Ferhat eşini kaybettikten sonra eve bir şey alacağı zaman hep o varmış gibi onunla konuşmaya devam etmiştir. Devam da edecektir; çünkü onun başka biriyle yatağını paylaşması çok zordur.


Salihli Devlet Hastanesinin karşısına küçük bir parkçık yapıp sekiz on adet de bank koymuşlar. Vardı, boş olan birine oturdu. Akıllı akılsız cep telefonunu çıkarıp haber özetlerine göz gezdirmeye başladı. Sonra sosyal medyada dolaşacaktı biraz, nasıl olsa daha zamanı vardı. Profilini açtığında bir arkadaşlık isteği gördü. Baktı:


Esra Karanfil! Hiç tanımıyordu. Profil resminde fotoğraf falan yoktu. Biraz daha inceleyeyim dedi. Açtı, fotoğraflar başlığı bomboş, sadece bir iki manzara resmi ve hayvancık fotoğrafları. Arkadaşları başlığında üç arkadaş ortaktı, bir de hakkındaki bilgiler bölümüne baktı, emekli olduğu okuldan mezun diye yazıyordu.


Nedendir bilinmez, yine de içinde tuhaf şeyler vardı, acaba görev yaptığı yıllarda böyle bir isim hatırlıyor muydu? Adı Esra olan birkaç isim aklına geldi, “Çatak, Sevimli, Karagöz, Güney…” Fakat Esra Karanfil… Yok yok hiç hatırlamıyordu. Bu sırada oturduğu banka birileri daha oturmuş, fosur fosur sigara içerken acıklı acıklı konuşuyorlardı.

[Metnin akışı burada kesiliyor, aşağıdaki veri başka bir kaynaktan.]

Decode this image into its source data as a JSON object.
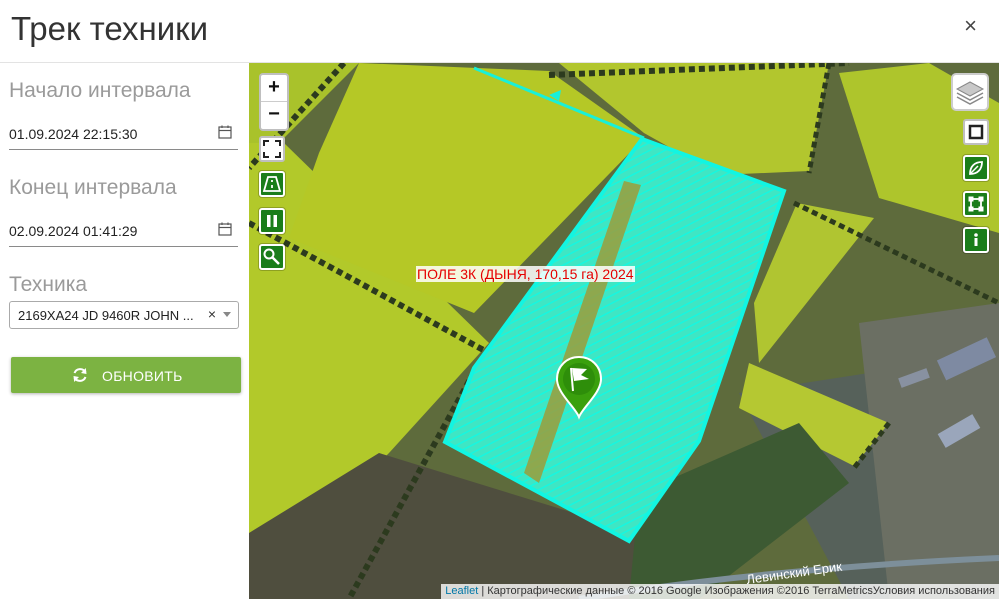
{
  "header": {
    "title": "Трек техники",
    "close_label": "×"
  },
  "sidebar": {
    "start": {
      "label": "Начало интервала",
      "value": "01.09.2024 22:15:30"
    },
    "end": {
      "label": "Конец интервала",
      "value": "02.09.2024 01:41:29"
    },
    "vehicle": {
      "label": "Техника",
      "value": "2169XA24 JD 9460R JOHN ...",
      "clear": "×"
    },
    "refresh_button": "ОБНОВИТЬ"
  },
  "map": {
    "zoom_in": "+",
    "zoom_out": "−",
    "field_label": "ПОЛЕ 3К (ДЫНЯ, 170,15 га) 2024",
    "road_label": "Левинский Ерик",
    "attribution": {
      "leaflet": "Leaflet",
      "text": " | Картографические данные © 2016 Google Изображения ©2016 TerraMetricsУсловия использования"
    },
    "colors": {
      "field_fill": "#b5c829",
      "track": "#18f0d8",
      "marker": "#3aa00d",
      "control_green": "#1a7d1a",
      "button": "#7cb342"
    }
  }
}
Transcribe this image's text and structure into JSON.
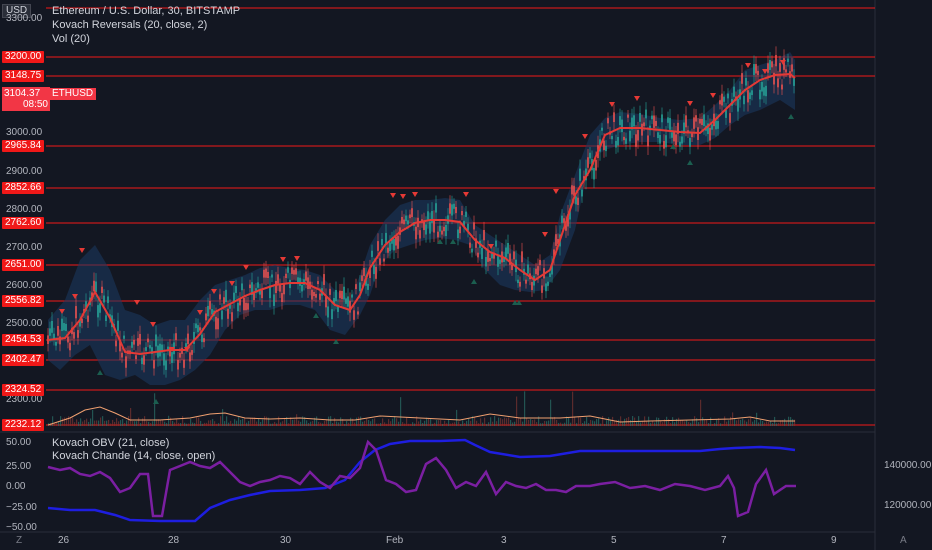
{
  "header": {
    "currency_button": "USD",
    "symbol_title": "Ethereum / U.S. Dollar, 30, BITSTAMP",
    "indicator_1": "Kovach Reversals (20, close, 2)",
    "indicator_2": "Vol (20)"
  },
  "price_badge": {
    "price": "3104.37",
    "countdown": "08:50",
    "symbol": "ETHUSD"
  },
  "price_axis_ticks": [
    "3300.00",
    "3000.00",
    "2900.00",
    "2800.00",
    "2700.00",
    "2600.00",
    "2500.00",
    "2300.00"
  ],
  "level_tags": [
    "3200.00",
    "3148.75",
    "2965.84",
    "2852.66",
    "2762.60",
    "2651.00",
    "2556.82",
    "2454.53",
    "2402.47",
    "2324.52",
    "2232.12"
  ],
  "lower_pane": {
    "indicator_1": "Kovach OBV (21, close)",
    "indicator_2": "Kovach Chande (14, close, open)",
    "left_ticks": [
      "50.00",
      "25.00",
      "0.00",
      "−25.00",
      "−50.00"
    ],
    "right_ticks": [
      "140000.00",
      "120000.00"
    ]
  },
  "time_axis": [
    "26",
    "28",
    "30",
    "Feb",
    "3",
    "5",
    "7",
    "9"
  ],
  "buttons": {
    "z": "Z",
    "a": "A"
  },
  "colors": {
    "level_line": "#f01818",
    "price_line": "#e53935",
    "obv": "#1e1ee0",
    "chande": "#7b1fa2",
    "band": "#1c3a63"
  }
}
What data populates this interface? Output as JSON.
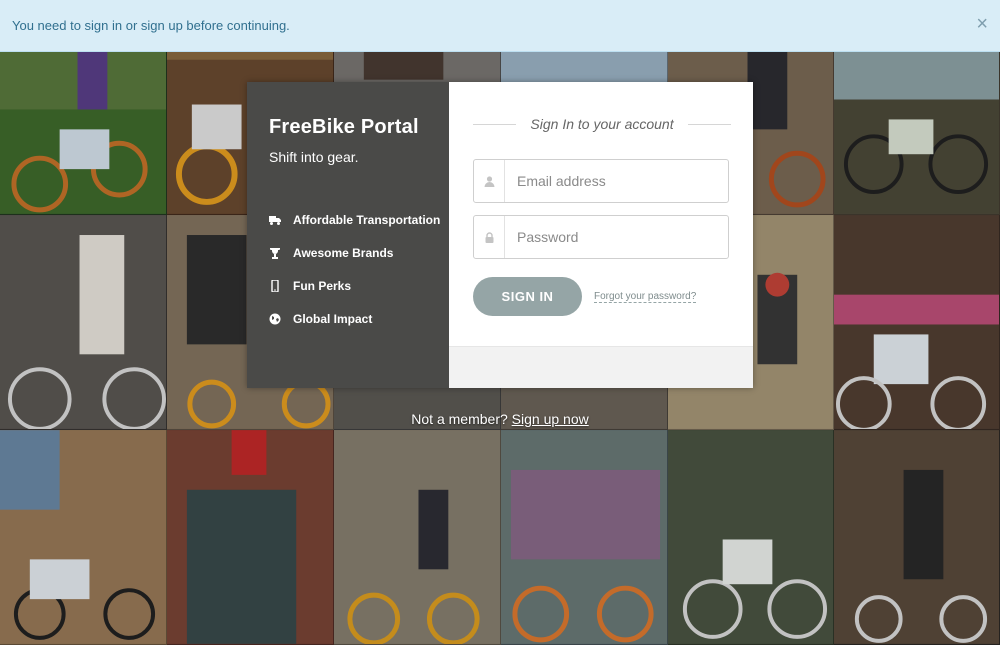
{
  "alert": {
    "message": "You need to sign in or sign up before continuing.",
    "close_glyph": "×"
  },
  "brand": {
    "title": "FreeBike Portal",
    "tagline": "Shift into gear."
  },
  "features": [
    {
      "icon": "truck-icon",
      "label": "Affordable Transportation"
    },
    {
      "icon": "trophy-icon",
      "label": "Awesome Brands"
    },
    {
      "icon": "mobile-icon",
      "label": "Fun Perks"
    },
    {
      "icon": "globe-icon",
      "label": "Global Impact"
    }
  ],
  "login": {
    "heading": "Sign In to your account",
    "email_placeholder": "Email address",
    "password_placeholder": "Password",
    "submit_label": "SIGN IN",
    "forgot_label": "Forgot your password?"
  },
  "signup": {
    "prompt": "Not a member?",
    "link_label": "Sign up now"
  },
  "colors": {
    "alert_bg": "#d9edf7",
    "alert_text": "#31708f",
    "panel_dark": "#4a4a48",
    "button": "#95a5a6"
  }
}
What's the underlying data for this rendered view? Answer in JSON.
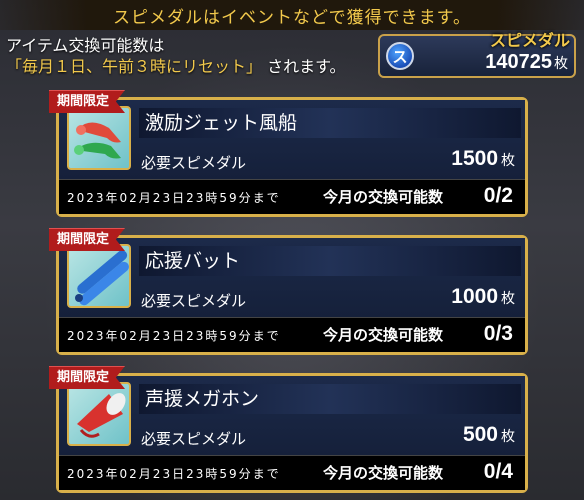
{
  "banner": "スピメダルはイベントなどで獲得できます。",
  "info": {
    "line1": "アイテム交換可能数は",
    "line2_highlight": "「毎月１日、午前３時にリセット」",
    "line2_rest": "されます。"
  },
  "balance": {
    "title": "スピメダル",
    "icon_letter": "ス",
    "value": "140725",
    "unit": "枚"
  },
  "items": [
    {
      "tag": "期間限定",
      "icon": "jet-balloon-icon",
      "name": "激励ジェット風船",
      "req_label": "必要スピメダル",
      "req_value": "1500",
      "unit": "枚",
      "deadline": "2023年02月23日23時59分まで",
      "limit_label": "今月の交換可能数",
      "limit_value": "0/2"
    },
    {
      "tag": "期間限定",
      "icon": "cheer-bat-icon",
      "name": "応援バット",
      "req_label": "必要スピメダル",
      "req_value": "1000",
      "unit": "枚",
      "deadline": "2023年02月23日23時59分まで",
      "limit_label": "今月の交換可能数",
      "limit_value": "0/3"
    },
    {
      "tag": "期間限定",
      "icon": "megaphone-icon",
      "name": "声援メガホン",
      "req_label": "必要スピメダル",
      "req_value": "500",
      "unit": "枚",
      "deadline": "2023年02月23日23時59分まで",
      "limit_label": "今月の交換可能数",
      "limit_value": "0/4"
    }
  ],
  "colors": {
    "gold": "#d8b04a",
    "tag_red": "#b11c1c",
    "card_blue": "#1c2a4a"
  }
}
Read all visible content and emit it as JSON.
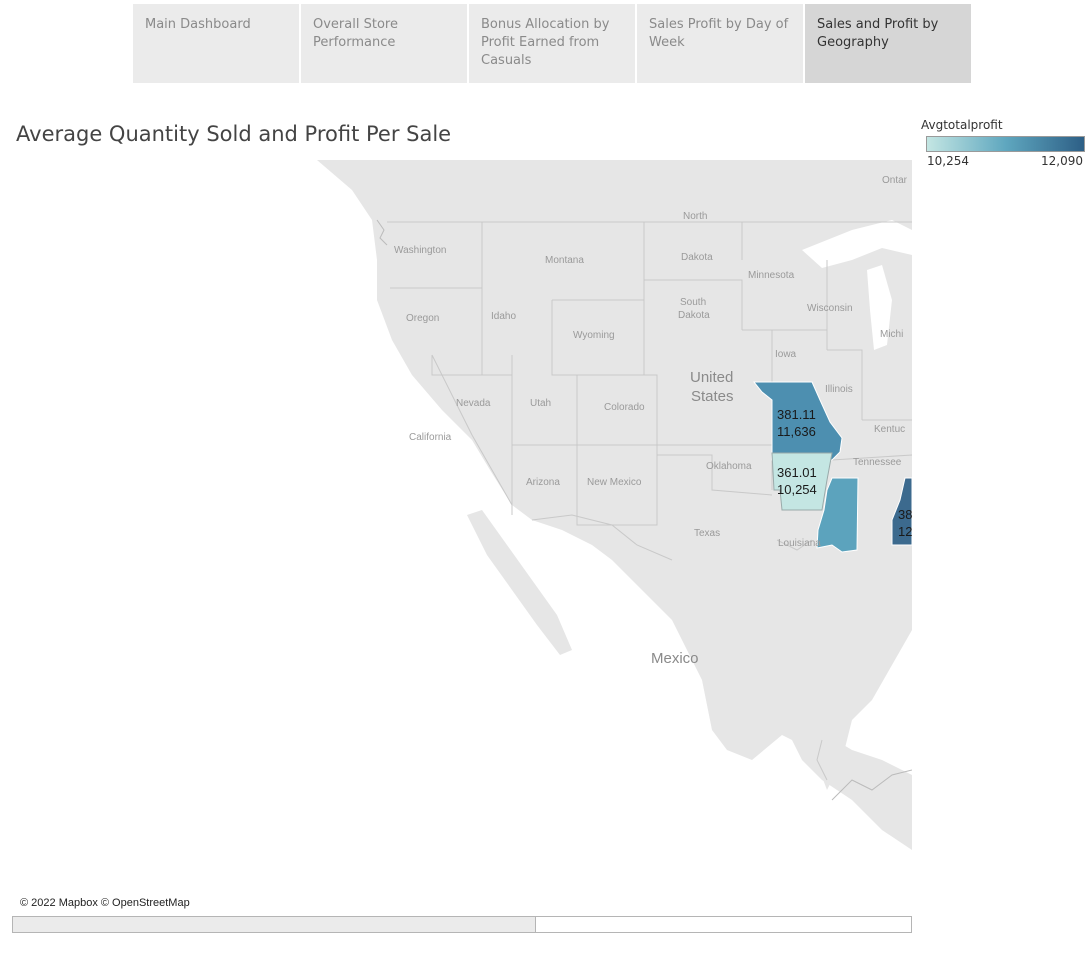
{
  "tabs": [
    {
      "label": "Main Dashboard",
      "active": false
    },
    {
      "label": "Overall Store Performance",
      "active": false
    },
    {
      "label": "Bonus Allocation by Profit Earned from Casuals",
      "active": false
    },
    {
      "label": "Sales Profit by Day of Week",
      "active": false
    },
    {
      "label": "Sales and Profit by Geography",
      "active": true
    }
  ],
  "title": "Average Quantity Sold and Profit Per Sale",
  "legend": {
    "title": "Avgtotalprofit",
    "min_label": "10,254",
    "max_label": "12,090",
    "min": 10254,
    "max": 12090,
    "color_low": "#c4e6e3",
    "color_high": "#2d5f86"
  },
  "map": {
    "basemap_labels": {
      "washington": "Washington",
      "montana": "Montana",
      "north_dakota_1": "North",
      "north_dakota_2": "Dakota",
      "minnesota": "Minnesota",
      "ontario": "Ontar",
      "south_dakota_1": "South",
      "south_dakota_2": "Dakota",
      "wisconsin": "Wisconsin",
      "michigan": "Michi",
      "oregon": "Oregon",
      "idaho": "Idaho",
      "wyoming": "Wyoming",
      "iowa": "Iowa",
      "us_1": "United",
      "us_2": "States",
      "illinois": "Illinois",
      "nevada": "Nevada",
      "utah": "Utah",
      "colorado": "Colorado",
      "kentucky": "Kentuc",
      "california": "California",
      "oklahoma": "Oklahoma",
      "tennessee": "Tennessee",
      "arizona": "Arizona",
      "new_mexico": "New Mexico",
      "texas": "Texas",
      "louisiana": "Louisiana",
      "mexico": "Mexico"
    },
    "regions": [
      {
        "name": "Missouri",
        "value": 11636,
        "qty_label": "381.11",
        "profit_label": "11,636",
        "color": "#4d8fb0"
      },
      {
        "name": "Arkansas",
        "value": 10254,
        "qty_label": "361.01",
        "profit_label": "10,254",
        "color": "#c4e6e3"
      },
      {
        "name": "Mississippi",
        "color": "#5ca3bd"
      },
      {
        "name": "Alabama",
        "value": 12090,
        "qty_label": "38",
        "profit_label": "12",
        "color": "#3c6a8e"
      }
    ],
    "attribution": "© 2022 Mapbox © OpenStreetMap"
  }
}
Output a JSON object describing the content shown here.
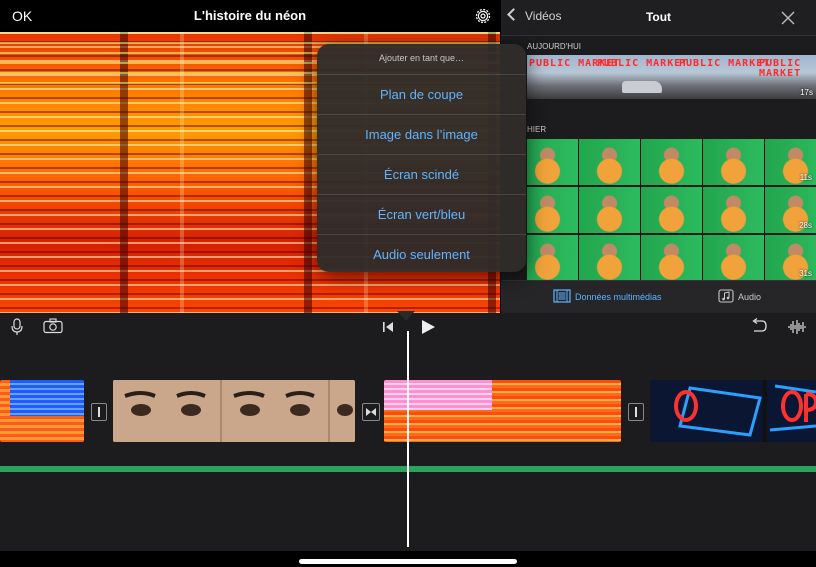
{
  "header": {
    "ok_label": "OK",
    "title": "L'histoire du néon"
  },
  "popover": {
    "header": "Ajouter en tant que…",
    "items": [
      "Plan de coupe",
      "Image dans l’image",
      "Écran scindé",
      "Écran vert/bleu",
      "Audio seulement"
    ]
  },
  "browser": {
    "back_label": "Vidéos",
    "title": "Tout",
    "today_label": "AUJOURD'HUI",
    "yesterday_label": "HIER",
    "today_clip": {
      "sign_text": [
        "PUBLIC MARKET",
        "PUBLIC MARKET",
        "PUBLIC MARKET",
        "PUBLIC MARKET"
      ],
      "duration": "17s"
    },
    "yesterday_durations": [
      "11s",
      "28s",
      "31s"
    ],
    "tabs": {
      "media": "Données multimédias",
      "audio": "Audio"
    }
  },
  "colors": {
    "accent": "#5fb4ff",
    "audio_track": "#2aa45a"
  },
  "icons": {
    "settings": "gear-icon",
    "close": "close-icon",
    "voiceover": "microphone-icon",
    "camera": "camera-icon",
    "skip_start": "skip-to-start-icon",
    "play": "play-icon",
    "undo": "undo-icon",
    "audio_wave": "waveform-icon",
    "media": "film-icon",
    "audio": "music-note-icon"
  }
}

“İnşallah iyileşecek, inşallah iyi olacak; ben bu doktora güveniyorum,” derken gözlerinden akan yaşları siliyordu gömleğinin yenine. Hasta olan kimdi, bu koskocaman adam gözyaşlarına hakim olamıyordu. İnşallah, ne evladı, ne de torunudur. Ferhat, yettim bittim çocukların hasta olmasına, üzülmesine dayanamazdı!


Tekrar akıllı akısız telefonuna daldı, Esra Karanfil’in sayfasını incelemeye devam etti “Kabul etsem mi, diye gidip gelirken “onayla” ifadesinin üstüne tıklamış oldu. Arkadaş olmuşlardı. Sonra “çın çın” diye iki bildirim geldi telefonuna.


“Günaydın, siz … mezunu musunuz?”

“Günaydın, hayır mezunu değil, emeklisiyim!”

“Ya öyle mi, çok güzel!”

“Ben 2002 mezunuyum, siz hangi yıllar arasında çalıştınız?”

“1996- 2017 yılları arasında!”

“Ya demek öyle?”

“Evet öyle, ben okulumu öğrencilerimi çok severim!”

“Peki, anladık sen beni tanıdın mı?

“”Esra Karanfil, Esra Karanfil… hatırlayamadım!”

“Dur sana bir foto gönderem, bakalım hatırlacan mı?”

"Allah Allah sen diyor, sana bi foto diyor, tuhaf biri bu Esra Karanfil,” diye kendi kendine söylendi. Fotoyu göndermiş, arkadan da sormuştu.

“Baktın mı, tanıdın mı?

“Emin değilim fakat tanır gibiyim, yine de kesin bir şey diyemem!”

“Beni gören bir daha unutmaz, ipince dudaklarım, Laz uşağının burnuna benzeyen bir burnum; ama ne burun, sonra kara, kapkara Arap yavrusu gibi kara kuru bir kızım işte!”

“Dedim ya tam olarak çıkaramadım, bir yerlerden çağrışım yapıyor¸ama net değil!”

“Peki, beni nasıl buldun?”

“Güzel, benim bütün öğrencilerim güzeldir kızım!”

“Kızım mı, ay ben yetişkin bir bireyim; kızım mı?”

“Benim öğrencilerimin yetişkin olması bakışımı değiştirmez; onlar profesör de olsa, oğlumdur, kızımdır!”


Üslubundan rahatsız olmuştu, aklı başında biri böyle senli benli konuşur muydu?


“Bırakalım şimdi öğretmen, öğrenci gibi konuşmayı!”

"Bırakalım şimdi öğretmen öğrenci gibi konuşmayı," bu cümleye takılmış, kendi kendine, Allah Allah, çekiyordu durmadan!

“Eee ne olacak?”

“Ya boş ver şimdi, bir şey soracağım, kaç yaşındasın sen?”

“64”

“Ben 39, çocuk sayılmam artık değil mi?”

“…”

Ondan sonra yazdıklarının hiçbirine cevap vermedi, Esra Karanfil ikişer üçer kelimelik üç beş msn daha gönderdi. En sonunda “iyi geceler,” deyip günü kapattı.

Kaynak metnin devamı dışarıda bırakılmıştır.